In the northeast, several armed groups that once made up the Séléka coalition have clashed throughout 2020, with civilians often the target. A recent report by the UN’s Panel of Experts on CAR stated that competition over territory, taxation opportunities, and ethnic rivalries were driving the violence.


As part of the Khartoum deal, rebels and government troops were supposed to join forces in mixed military units tasked with providing security in different parts of the country.


But progress has been slow: 3R rebels initially participated in the units only to withdraw and attack a training camp in June, while members of one mixed unit in the western town of Bouar recently went on strike to protest salary payment delays.



What’s the humanitarian situation?


CAR has some of the highest humanitarian needs per capita of any country in the world. According to the UN’s emergency aid coordination agency, OCHA, some 2.8 million people – out of a population of under five million – require some form of assistance, and 1.9 million people are food insecure.


The UN’s refugee agency, UNHCR, has helped facilitate 17,000 refugees to return home since 2019. But coronavirus border closures have hindered efforts, and more than 600,000 Central Africans remain in exile.
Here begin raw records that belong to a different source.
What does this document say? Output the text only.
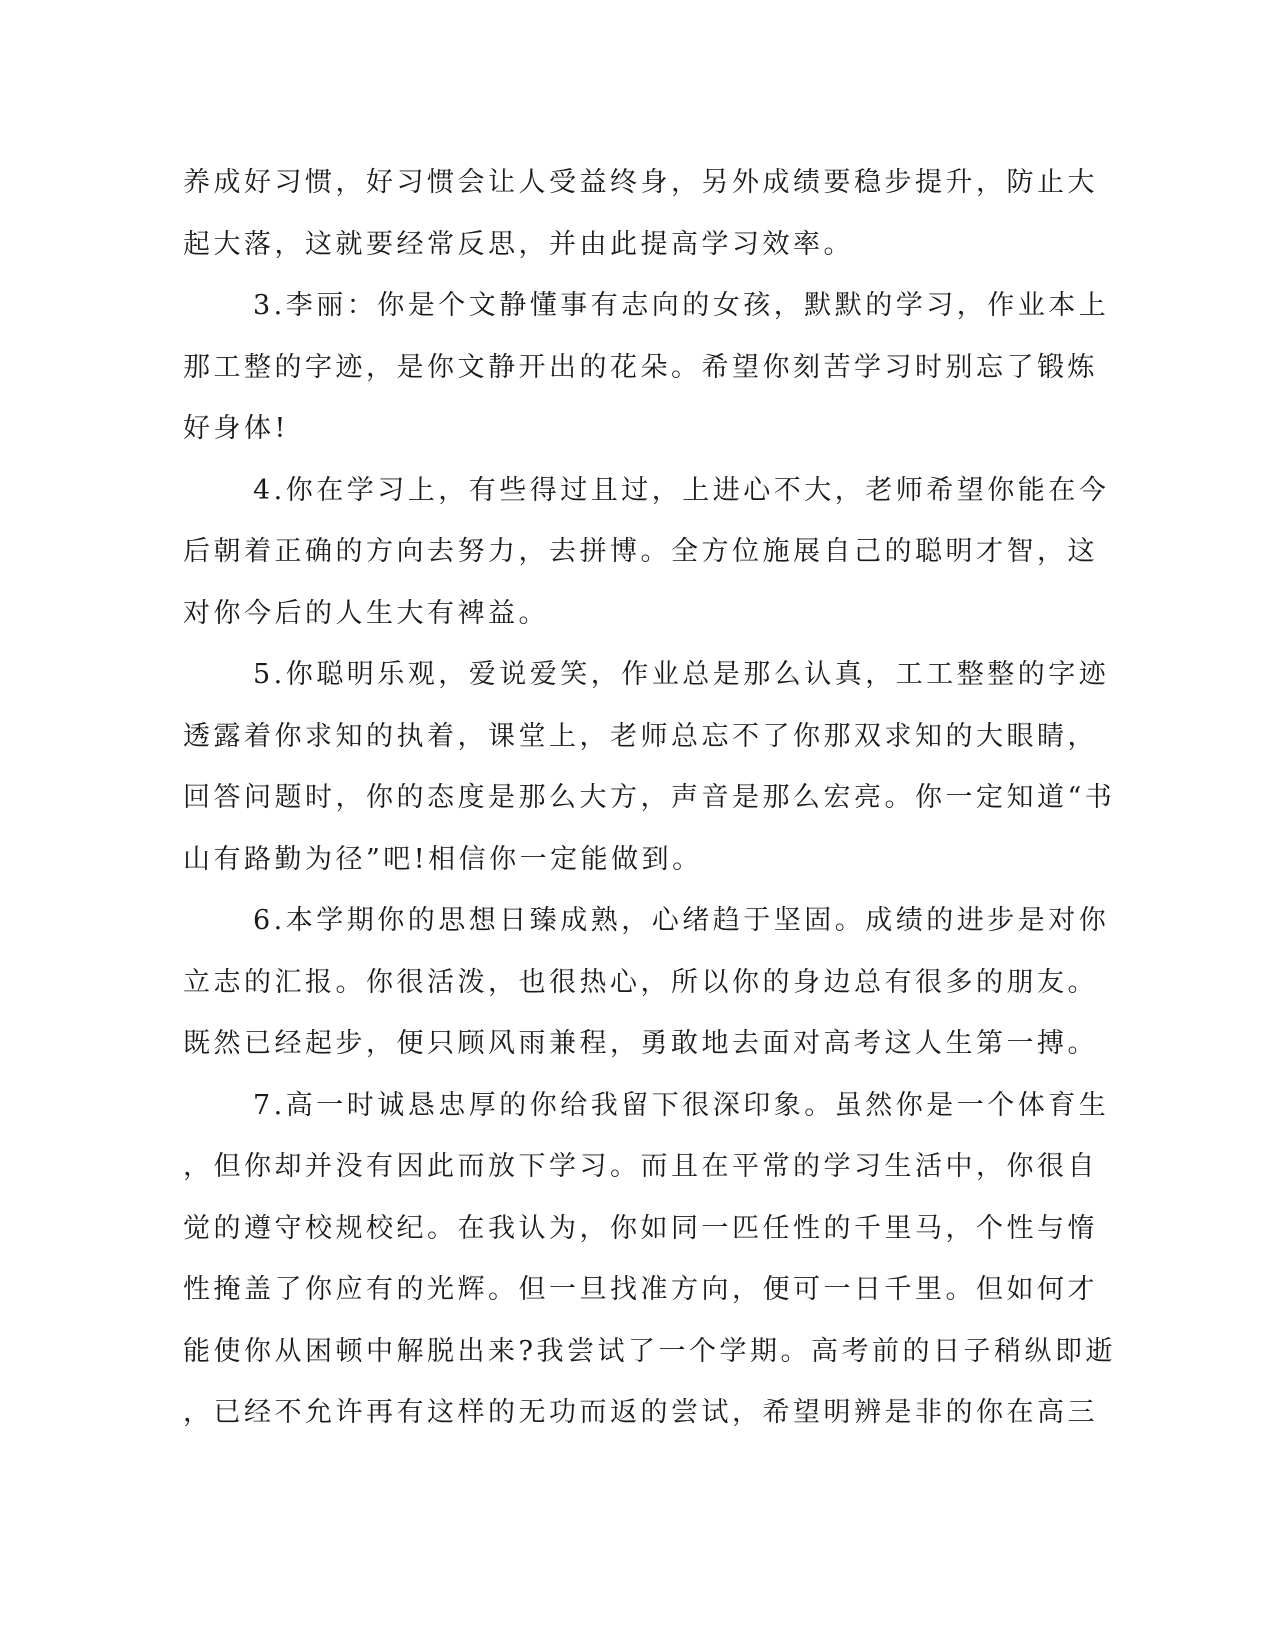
养成好习惯，好习惯会让人受益终身，另外成绩要稳步提升，防止大
起大落，这就要经常反思，并由此提高学习效率。
3.李丽：你是个文静懂事有志向的女孩，默默的学习，作业本上
那工整的字迹，是你文静开出的花朵。希望你刻苦学习时别忘了锻炼
好身体!
4.你在学习上，有些得过且过，上进心不大，老师希望你能在今
后朝着正确的方向去努力，去拼博。全方位施展自己的聪明才智，这
对你今后的人生大有裨益。
5.你聪明乐观，爱说爱笑，作业总是那么认真，工工整整的字迹
透露着你求知的执着，课堂上，老师总忘不了你那双求知的大眼睛，
回答问题时，你的态度是那么大方，声音是那么宏亮。你一定知道“书
山有路勤为径”吧!相信你一定能做到。
6.本学期你的思想日臻成熟，心绪趋于坚固。成绩的进步是对你
立志的汇报。你很活泼，也很热心，所以你的身边总有很多的朋友。
既然已经起步，便只顾风雨兼程，勇敢地去面对高考这人生第一搏。
7.高一时诚恳忠厚的你给我留下很深印象。虽然你是一个体育生
，但你却并没有因此而放下学习。而且在平常的学习生活中，你很自
觉的遵守校规校纪。在我认为，你如同一匹任性的千里马，个性与惰
性掩盖了你应有的光辉。但一旦找准方向，便可一日千里。但如何才
能使你从困顿中解脱出来?我尝试了一个学期。高考前的日子稍纵即逝
，已经不允许再有这样的无功而返的尝试，希望明辨是非的你在高三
CAR’s first coronavirus case was in March, but just 63 deaths have been reported since. The main impact of the pandemic has been economic: Supply chains from neighbouring Cameroon were choked by transport backlogs earlier this year, causing food prices to rise.


Distributing aid is complex in the country, which has poor road networks outside Bangui. In some cases, communities have even destroyed bridges to protect themselves from armed groups.
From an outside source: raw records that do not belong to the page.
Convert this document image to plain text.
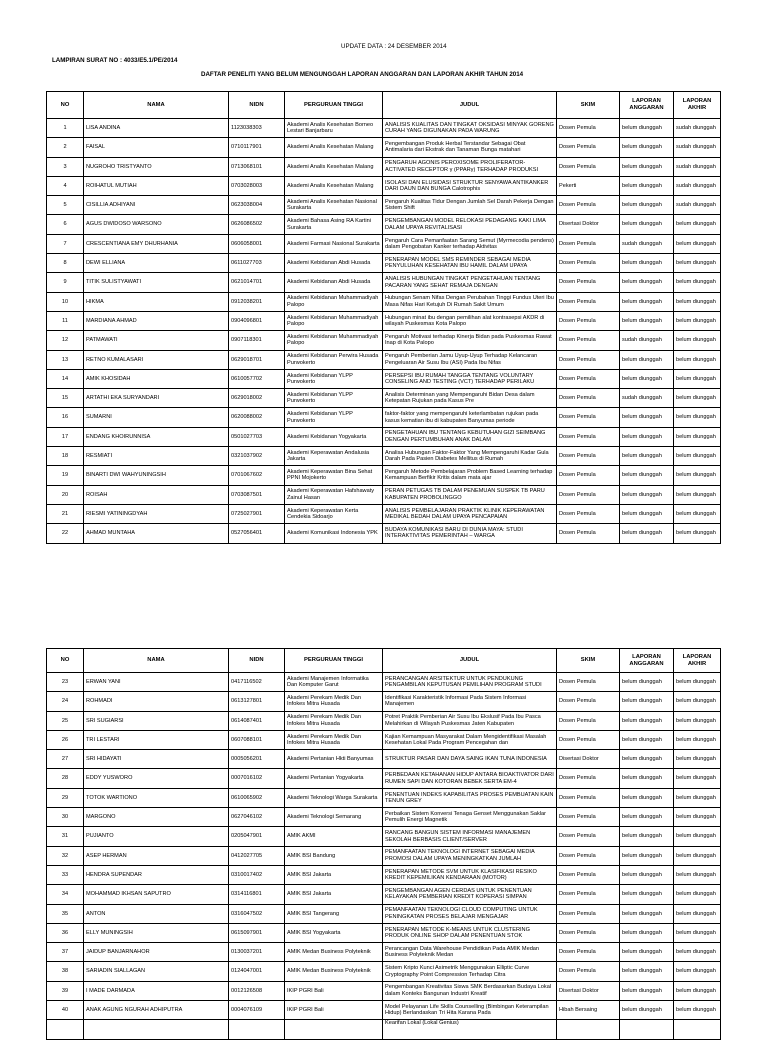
LAMPIRAN SURAT NO : 4033/E5.1/PE/2014
UPDATE DATA : 24 DESEMBER 2014
DAFTAR PENELITI YANG BELUM MENGUNGGAH LAPORAN ANGGARAN DAN LAPORAN AKHIR TAHUN 2014
NO	NAMA	NIDN	PERGURUAN TINGGI	JUDUL	SKIM	LAPORAN ANGGARAN	LAPORAN AKHIR

1	LISA ANDINA	1123038303	Akademi Analis Kesehatan Borneo Lestari Banjarbaru	ANALISIS KUALITAS DAN TINGKAT OKSIDASI MINYAK GORENG CURAH YANG DIGUNAKAN PADA WARUNG	Dosen Pemula	belum diunggah	sudah diunggah

2	FAISAL	0710117901	Akademi Analis Kesehatan Malang	Pengembangan Produk Herbal Terstandar Sebagai Obat Antimalaria dari Ekstrak dan Tanaman Bunga matahari	Dosen Pemula	belum diunggah	sudah diunggah

3	NUGROHO TRISTYANTO	0713068101	Akademi Analis Kesehatan Malang	PENGARUH AGONIS PEROXISOME PROLIFERATOR-ACTIVATED RECEPTOR γ (PPARγ) TERHADAP PRODUKSI	Dosen Pemula	belum diunggah	sudah diunggah

4	ROIHATUL MUTIAH	0703028003	Akademi Analis Kesehatan Malang	ISOLASI DAN ELUSIDASI STRUKTUR SENYAWA ANTIKANKER DARI DAUN DAN BUNGA Calotrophis	Pekerti	belum diunggah	sudah diunggah

5	CISILLIA ADHIYANI	0623038004	Akademi Analis Kesehatan Nasional Surakarta	Pengaruh Kualitas Tidur Dengan Jumlah Sel Darah Pekerja Dengan Sistem Shift	Dosen Pemula	belum diunggah	sudah diunggah

6	AGUS DWIDOSO WARSONO	0626086502	Akademi Bahasa Asing RA Kartini Surakarta	PENGEMBANGAN MODEL RELOKASI PEDAGANG KAKI LIMA DALAM UPAYA REVITALISASI	Disertasi Doktor	belum diunggah	belum diunggah

7	CRESCENTIANA EMY DHURHANIA	0606058001	Akademi Farmasi Nasional Surakarta	Pengaruh Cara Pemanfaatan Sarang Semut (Myrmecodia pendens) dalam Pengobatan Kanker terhadap Aktivitas	Dosen Pemula	sudah diunggah	belum diunggah

8	DEWI ELLIANA	0611027703	Akademi Kebidanan Abdi Husada	PENERAPAN MODEL SMS REMINDER SEBAGAI MEDIA PENYULUHAN KESEHATAN IBU HAMIL DALAM UPAYA	Dosen Pemula	belum diunggah	belum diunggah

9	TITIK SULISTYAWATI	0621014701	Akademi Kebidanan Abdi Husada	ANALISIS HUBUNGAN TINGKAT PENGETAHUAN TENTANG PACARAN YANG SEHAT REMAJA DENGAN	Dosen Pemula	belum diunggah	belum diunggah

10	HIKMA	0912038201	Akademi Kebidanan Muhammadiyah Palopo	Hubungan Senam Nifas Dengan Perubahan Tinggi Fundus Uteri Ibu Masa Nifas Hari Ketujuh Di Rumah Sakit Umum	Dosen Pemula	belum diunggah	belum diunggah

11	MARDIANA AHMAD	0904096801	Akademi Kebidanan Muhammadiyah Palopo	Hubungan minat ibu dengan pemilihan alat kontrasepsi AKDR di wilayah Puskesmas Kota Palopo	Dosen Pemula	belum diunggah	belum diunggah

12	PATMAWATI	0907118301	Akademi Kebidanan Muhammadiyah Palopo	Pengaruh Motivasi terhadap Kinerja Bidan pada Puskesmas Rawat Inap di Kota Palopo	Dosen Pemula	sudah diunggah	belum diunggah

13	RETNO KUMALASARI	0629018701	Akademi Kebidanan Perwira Husada Purwokerto	Pengaruh Pemberian Jamu Uyup-Uyup Terhadap Kelancaran Pengeluaran Air Susu Ibu (ASI) Pada Ibu Nifas	Dosen Pemula	belum diunggah	belum diunggah

14	AMIK KHOSIDAH	0610057702	Akademi Kebidanan YLPP Purwokerto	PERSEPSI IBU RUMAH TANGGA TENTANG VOLUNTARY CONSELING AND TESTING (VCT) TERHADAP PERILAKU	Dosen Pemula	belum diunggah	belum diunggah

15	ARTATHI EKA SURYANDARI	0629018002	Akademi Kebidanan YLPP Purwokerto	Analisis Determinan yang Mempengaruhi Bidan Desa dalam Ketepatan Rujukan pada Kasus Pre	Dosen Pemula	sudah diunggah	belum diunggah

16	SUMARNI	0620088002	Akademi Kebidanan YLPP Purwokerto	faktor-faktor yang mempengaruhi keterlambatan rujukan pada kasus kematian ibu di kabupaten Banyumas periode	Dosen Pemula	belum diunggah	belum diunggah

17	ENDANG KHOIRUNNISA	0501027703	Akademi Kebidanan Yogyakarta	PENGETAHUAN IBU TENTANG KEBUTUHAN GIZI SEIMBANG DENGAN PERTUMBUHAN ANAK DALAM	Dosen Pemula	belum diunggah	belum diunggah

18	RESMIATI	0321037902	Akademi Keperawatan Andalusia Jakarta	Analisa Hubungan Faktor-Faktor Yang Mempengaruhi Kadar Gula Darah Pada Pasien Diabetes Mellitus di Rumah	Dosen Pemula	belum diunggah	belum diunggah

19	BINARTI DWI WAHYUNINGSIH	0701067602	Akademi Keperawatan Bina Sehat PPNI Mojokerto	Pengaruh Metode Pembelajaran Problem Based Learning terhadap Kemampuan Berfikir Kritis dalam mata ajar	Dosen Pemula	belum diunggah	belum diunggah

20	ROISAH	0703087501	Akademi Keperawatan Hafshawaty Zainul Hasan	PERAN PETUGAS TB DALAM PENEMUAN SUSPEK TB PARU KABUPATEN PROBOLINGGO	Dosen Pemula	belum diunggah	belum diunggah

21	RIESMI YATININGDYAH	0725027901	Akademi Keperawatan Kerta Cendekia Sidoarjo	ANALISIS PEMBELAJARAN PRAKTIK KLINIK KEPERAWATAN MEDIKAL BEDAH DALAM UPAYA PENCAPAIAN	Dosen Pemula	belum diunggah	belum diunggah

22	AHMAD MUNTAHA	0527056401	Akademi Komunikasi Indonesia YPK	BUDAYA KOMUNIKASI BARU DI DUNIA MAYA: STUDI INTERAKTIVITAS PEMERINTAH – WARGA	Dosen Pemula	belum diunggah	belum diunggah
NO	NAMA	NIDN	PERGURUAN TINGGI	JUDUL	SKIM	LAPORAN ANGGARAN	LAPORAN AKHIR

23	ERWAN YANI	0417116502	Akademi Manajemen Informatika Dan Komputer Garut	PERANCANGAN ARSITEKTUR UNTUK PENDUKUNG PENGAMBILAN KEPUTUSAN PEMILIHAN PROGRAM STUDI	Dosen Pemula	belum diunggah	belum diunggah

24	ROHMADI	0613127801	Akademi Perekam Medik Dan Infokes Mitra Husada	Identifikasi Karakteristik Informasi Pada Sistem Informasi Manajemen	Dosen Pemula	belum diunggah	belum diunggah

25	SRI SUGIARSI	0614087401	Akademi Perekam Medik Dan Infokes Mitra Husada	Potret Praktik Pemberian Air Susu Ibu Ekslusif Pada Ibu Pasca Melahirkan di Wilayah Puskesmas Jaten Kabupaten	Dosen Pemula	belum diunggah	belum diunggah

26	TRI LESTARI	0607088101	Akademi Perekam Medik Dan Infokes Mitra Husada	Kajian Kemampuan Masyarakat Dalam Mengidentifikasi Masalah Kesehatan Lokal Pada Program Pencegahan dan	Dosen Pemula	belum diunggah	belum diunggah

27	SRI HIDAYATI	0005056201	Akademi Pertanian Hkti Banyumas	STRUKTUR PASAR DAN DAYA SAING IKAN TUNA INDONESIA	Disertasi Doktor	belum diunggah	belum diunggah

28	EDDY YUSWORO	0007016102	Akademi Pertanian Yogyakarta	PERBEDAAN KETAHANAN HIDUP ANTARA BIOAKTIVATOR DARI RUMEN SAPI DAN KOTORAN BEBEK SERTA EM-4	Dosen Pemula	belum diunggah	belum diunggah

29	TOTOK WARTIONO	0610065902	Akademi Teknologi Warga Surakarta	PENENTUAN INDEKS KAPABILITAS PROSES PEMBUATAN KAIN TENUN GREY	Dosen Pemula	belum diunggah	belum diunggah

30	MARGONO	0627046102	Akademi Teknologi Semarang	Perbaikan Sistem Konversi Tenaga Genset Menggunakan Saklar Pemulih Energi Magnetik	Dosen Pemula	belum diunggah	belum diunggah

31	PUJIANTO	0205047901	AMIK AKMI	RANCANG BANGUN SISTEM INFORMASI MANAJEMEN SEKOLAH BERBASIS CLIENT/SERVER	Dosen Pemula	belum diunggah	belum diunggah

32	ASEP HERMAN	0412027705	AMIK BSI Bandung	PEMANFAATAN TEKNOLOGI INTERNET SEBAGAI MEDIA PROMOSI DALAM UPAYA MENINGKATKAN JUMLAH	Dosen Pemula	belum diunggah	belum diunggah

33	HENDRA SUPENDAR	0310017402	AMIK BSI Jakarta	PENERAPAN METODE SVM UNTUK KLASIFIKASI RESIKO KREDIT KEPEMILIKAN KENDARAAN (MOTOR)	Dosen Pemula	belum diunggah	belum diunggah

34	MOHAMMAD IKHSAN SAPUTRO	0314116801	AMIK BSI Jakarta	PENGEMBANGAN AGEN CERDAS UNTUK PENENTUAN KELAYAKAN PEMBERIAN KREDIT KOPERASI SIMPAN	Dosen Pemula	belum diunggah	belum diunggah

35	ANTON	0316047502	AMIK BSI Tangerang	PEMANFAATAN TEKNOLOGI CLOUD COMPUTING UNTUK PENINGKATAN PROSES BELAJAR MENGAJAR	Dosen Pemula	belum diunggah	belum diunggah

36	ELLY MUNINGSIH	0615097901	AMIK BSI Yogyakarta	PENERAPAN METODE K-MEANS UNTUK CLUSTERING PRODUK ONLINE SHOP DALAM PENENTUAN STOK	Dosen Pemula	belum diunggah	belum diunggah

37	JAIDUP BANJARNAHOR	0130037201	AMIK Medan Business Polyteknik	Perancangan Data Warehouse Pendidikan Pada AMIK Medan Business Polyteknik Medan	Dosen Pemula	belum diunggah	belum diunggah

38	SARIADIN SIALLAGAN	0124047001	AMIK Medan Business Polyteknik	Sistem Kripto Kunci Asimetrik Menggunakan Elliptic Curve Cryptography Point Compression Terhadap Citra	Dosen Pemula	belum diunggah	belum diunggah

39	I MADE DARMADA	0012126508	IKIP PGRI Bali	Pengembangan Kreativitas Siswa SMK Berdasarkan Budaya Lokal dalam Konteks Bangunan Industri Kreatif	Disertasi Doktor	belum diunggah	belum diunggah

40	ANAK AGUNG NGURAH ADHIPUTRA	0004076109	IKIP PGRI Bali	Model Pelayanan Life Skills Counselling (Bimbingan Keterampilan Hidup) Berlandaskan Tri Hita Karana Pada	Hibah Bersaing	belum diunggah	belum diunggah

				Kearifan Lokal (Lokal Genius)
CAR is also among the world’s most dangerous places for humanitarians: Two aid workers were killed and 22 injured in 343 security incidents recorded in the first 10 months of 2020 – a 40 percent increase compared to the previous year.


“The continued insecurity and increase in attacks on humanitarians is impacting multiple aspects of the response,” said Maria Rosaria Bruno, acting head of OCHA’s office in CAR. “When humanitarians are forced to withdraw due to serious incidents, it has an important impact on people's well-being.”